I have worked in the area of ​​equity, diversity and inclusion for many decades, and for much of that time we have focused on increasing diversity in academia, in particular in the space of the faculties of medicine. For me it has been very important to increase the voices of multiple racial / ethnic groups as well as sexual orientation / gender identities in health science decision making groups to ensure we get the best information and talents available. Research confirms it: diverse teams have better results and higher productivity. However, the conversation about diversity has evolved. As we move forward on our journey to equity, we realize that people are not one-dimensional.
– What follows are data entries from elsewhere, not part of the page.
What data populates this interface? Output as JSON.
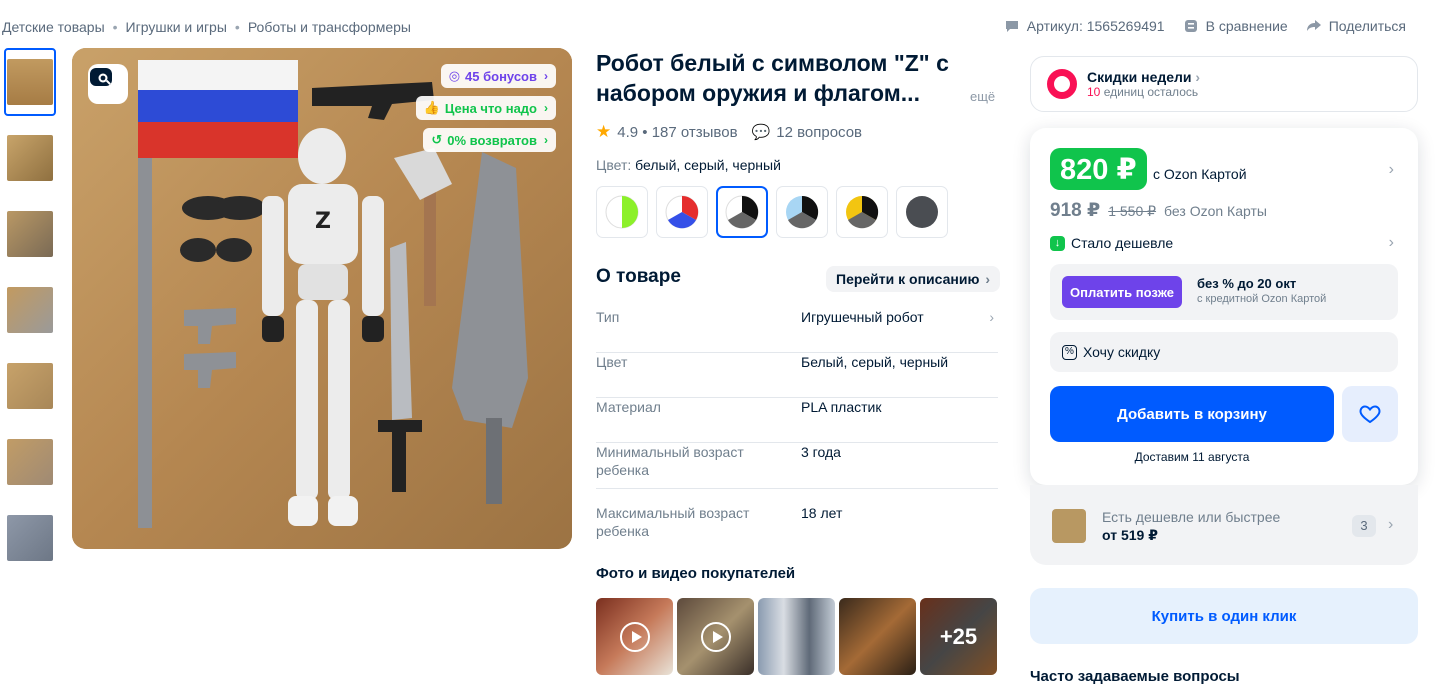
{
  "breadcrumb": [
    "Детские товары",
    "Игрушки и игры",
    "Роботы и трансформеры"
  ],
  "breadcrumb_sep": "•",
  "top_actions": {
    "article": "Артикул: 1565269491",
    "compare": "В сравнение",
    "share": "Поделиться"
  },
  "badges": {
    "bonus": "45 бонусов",
    "price_ok": "Цена что надо",
    "returns": "0% возвратов"
  },
  "product": {
    "title": "Робот белый с символом \"Z\" с набором оружия и флагом...",
    "more": "ещё",
    "rating": "4.9 • 187 отзывов",
    "questions": "12 вопросов",
    "color_label": "Цвет:",
    "color_value": "белый, серый, черный"
  },
  "about": {
    "title": "О товаре",
    "to_description": "Перейти к описанию",
    "specs": [
      {
        "k": "Тип",
        "v": "Игрушечный робот"
      },
      {
        "k": "Цвет",
        "v": "Белый, серый, черный"
      },
      {
        "k": "Материал",
        "v": "PLA пластик"
      },
      {
        "k": "Минимальный возраст ребенка",
        "v": "3 года"
      },
      {
        "k": "Максимальный возраст ребенка",
        "v": "18 лет"
      }
    ]
  },
  "buyer_photos": {
    "title": "Фото и видео покупателей",
    "more": "+25"
  },
  "sale": {
    "title": "Скидки недели",
    "count": "10",
    "rest": " единиц осталось"
  },
  "price": {
    "card_price": "820 ₽",
    "with_card": "с Ozon Картой",
    "price": "918 ₽",
    "old_price": "1 550 ₽",
    "without_card": "без Ozon Карты",
    "cheaper": "Стало дешевле",
    "pay_later_btn": "Оплатить позже",
    "pay_later_title": "без % до 20 окт",
    "pay_later_sub": "с кредитной Ozon Картой",
    "want_discount": "Хочу скидку",
    "add_to_cart": "Добавить в корзину",
    "delivery": "Доставим 11 августа"
  },
  "cheaper_offers": {
    "title": "Есть дешевле или быстрее",
    "price": "от 519 ₽",
    "count": "3"
  },
  "one_click": "Купить в один клик",
  "faq": "Часто задаваемые вопросы",
  "colors": {
    "accent": "#005bff",
    "green": "#10c44c",
    "pink": "#f91155",
    "purple": "#6e43ea"
  }
}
For example, I identify as both a Latinx and a male. For me, these two identities present themselves at the same time. It’s not like I can go to a patient’s room and let my “manhood” out, any more than I can let my “latinxity” out. Professor Kimberlé Crenshaw has called this phenomenon “intersectionality”.

Because we all have intersectional identities, we felt it was appropriate to choose “Intersectionality in Education and Health Care” as this year’s theme. Diversity week Party. As we discussed at last year’s celebration here at the Utah University of Health Sciences, we are celebrating the individuals, the “me” part of MEDiversity. Since we also train learners to treat individuals, this is fine. The ‘diversity’ part of the name means that we recognize that each of us is unique and regardless of race / ethnicity / gender etc, we all add to the diverse tapestry of our campus.

In celebrating this year, we recognize the multiple identities that simultaneously exist within each of us. We emphasize that recognizing our individual intersectional identities will help us understand ourselves, but more importantly, it will help us serve our patients.

Imagine a world where the health care provider (nurse, pharmacist, dentist, physiotherapist, doctor, etc.) recognizes more than the obvious identities of their patient and instead speaks to “the whole” of the patient. patient.

I imagine that would end racism, sexism and health disparities because we know that racism and sexism play a major role in health disparities. I also imagine it would change the therapies available to patients, as a more complete picture of who they are would be clear to the healthcare professional.

The way we see the patient in front of us changes the way we treat them. And for those of us who don’t see patients, remember that seeing the whole person – their intersections – in any interaction will lead to a more fulfilling, meaningful, and interesting experience. I hope that in some way this celebration of Diversity week will recognize intersections and bring us closer in this most difficult time.